A complaint considered by the New Zealand Press Council at its recent meeting raised the intriguing question of just exactly what is a person’s official name in these days where individuals variously marry, but do not change their names, live together and hyphenate their names, or divorce and have a choice about whether to revert back to their maiden names.

In this instance the complainant Michelle Pyke was married in 1984, and took her husband’s surname, becoming Michelle Hannay, but was divorced in 1994, and for most purposes reverted to her maiden name. Since her divorce she had written several letters to Napier’s Daily Telegraph under the name of Pyke. But earlier this year she wrote a letter to the paper praising the work of a teenage nightclub run by her former husband, and wished to use the name of Hannay, arguing that the name was “synonymous” with the club.

The editor of the Daily Telegraph, having recently abandoned the practice of allowing noms-de-plume, has instituted a rigorous checking process to ensure that correspondents to not avoid the need to stand by their letters by using names other than the ones they were usually known by. In the course of that process it was discovered that the complainant was listed in the electoral roll as Pyke. As a result the editor declined to publish the letter under the name of Hannay, arguing that was not the writer’s official name, but offered to let it appear signed by Michelle Pyke or
Michelle Pyke (Hannay).

In order to see the letter published the complainant eventually agreed to her letter being signed Pyke, but nevertheless complained to the Press Council about the refusal to allow her to use her former married name. She maintained that Hannay was an alternative legally established name which she was entitled to use.

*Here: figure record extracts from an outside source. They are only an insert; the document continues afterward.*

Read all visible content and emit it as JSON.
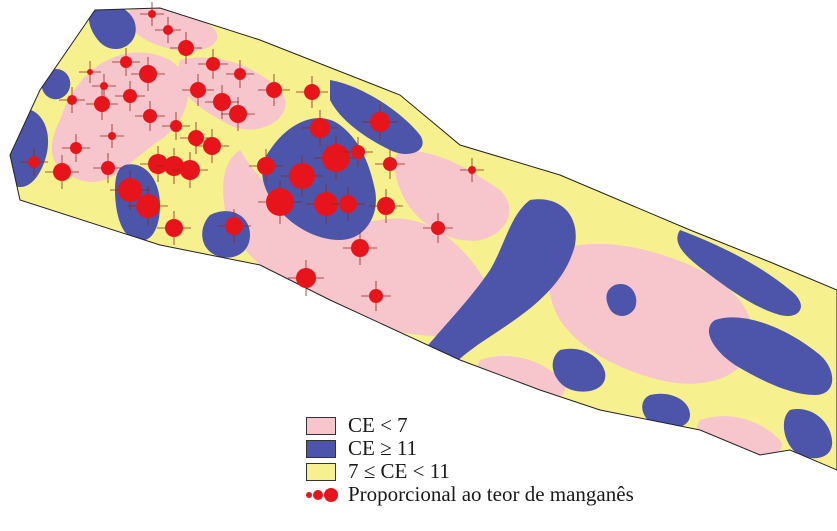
{
  "colors": {
    "low": "#f7c5cc",
    "high": "#4c55a9",
    "mid": "#f6f08e",
    "point": "#e8141c",
    "outline": "#222222"
  },
  "legend": {
    "items": [
      {
        "key": "low",
        "label": "CE < 7"
      },
      {
        "key": "high",
        "label": "CE ≥ 11"
      },
      {
        "key": "mid",
        "label": "7 ≤ CE < 11"
      }
    ],
    "points_label": "Proporcional ao teor de manganês"
  }
}
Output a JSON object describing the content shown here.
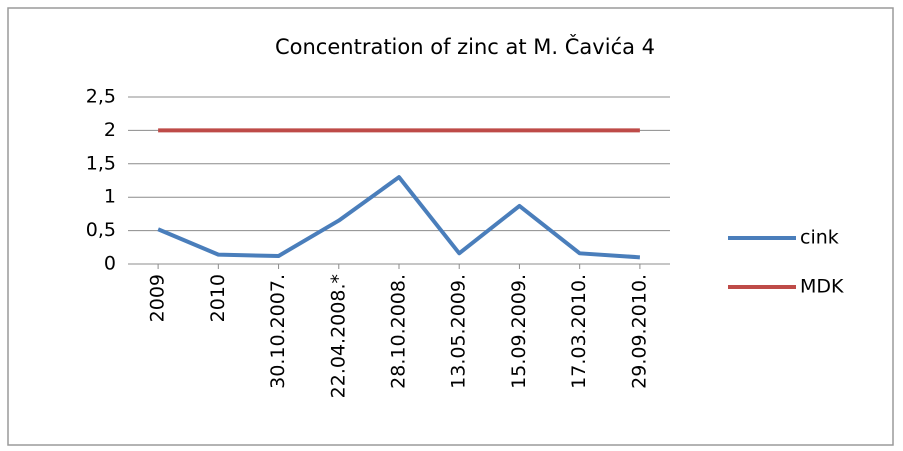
{
  "chart_data": {
    "type": "line",
    "title": "Concentration of zinc at M. Čavića 4",
    "categories": [
      "2009",
      "2010",
      "30.10.2007.",
      "22.04.2008.*",
      "28.10.2008.",
      "13.05.2009.",
      "15.09.2009.",
      "17.03.2010.",
      "29.09.2010."
    ],
    "series": [
      {
        "name": "cink",
        "color": "#4a7ebb",
        "values": [
          0.52,
          0.14,
          0.12,
          0.65,
          1.3,
          0.16,
          0.87,
          0.16,
          0.1
        ]
      },
      {
        "name": "MDK",
        "color": "#be4b48",
        "values": [
          2,
          2,
          2,
          2,
          2,
          2,
          2,
          2,
          2
        ]
      }
    ],
    "ylim": [
      0,
      2.5
    ],
    "yticks": [
      0,
      {
        "value": 0.5,
        "label": "0,5"
      },
      1,
      {
        "value": 1.5,
        "label": "1,5"
      },
      2,
      {
        "value": 2.5,
        "label": "2,5"
      }
    ],
    "grid": true,
    "legend": "right"
  }
}
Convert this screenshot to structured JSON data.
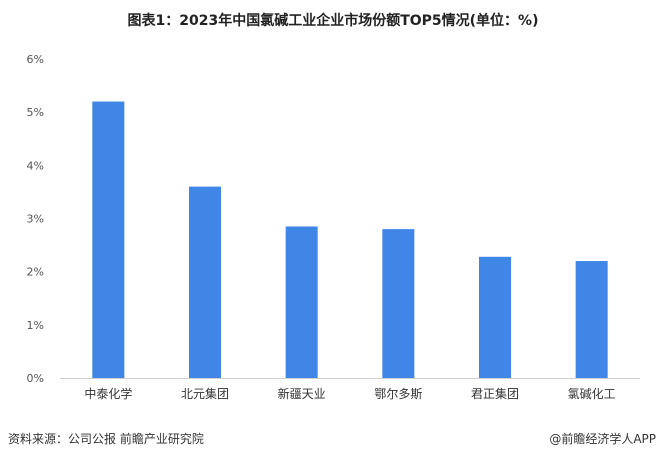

The editor, in response, said it would create a difficult precedent if women who were married, widowed, estranged or divorced were able to choose from two names according to what might suit them.

The Press Council took the view that the editor was entitled to impose any reasonable rules for the publication of letters and requiring correspondents to use the name in the electoral roll was a common and acceptable practice. It would certainly create a confusing situation if the same person was able to write letters, possibly on the same subject, using two different names. Accordingly the complaint was not upheld.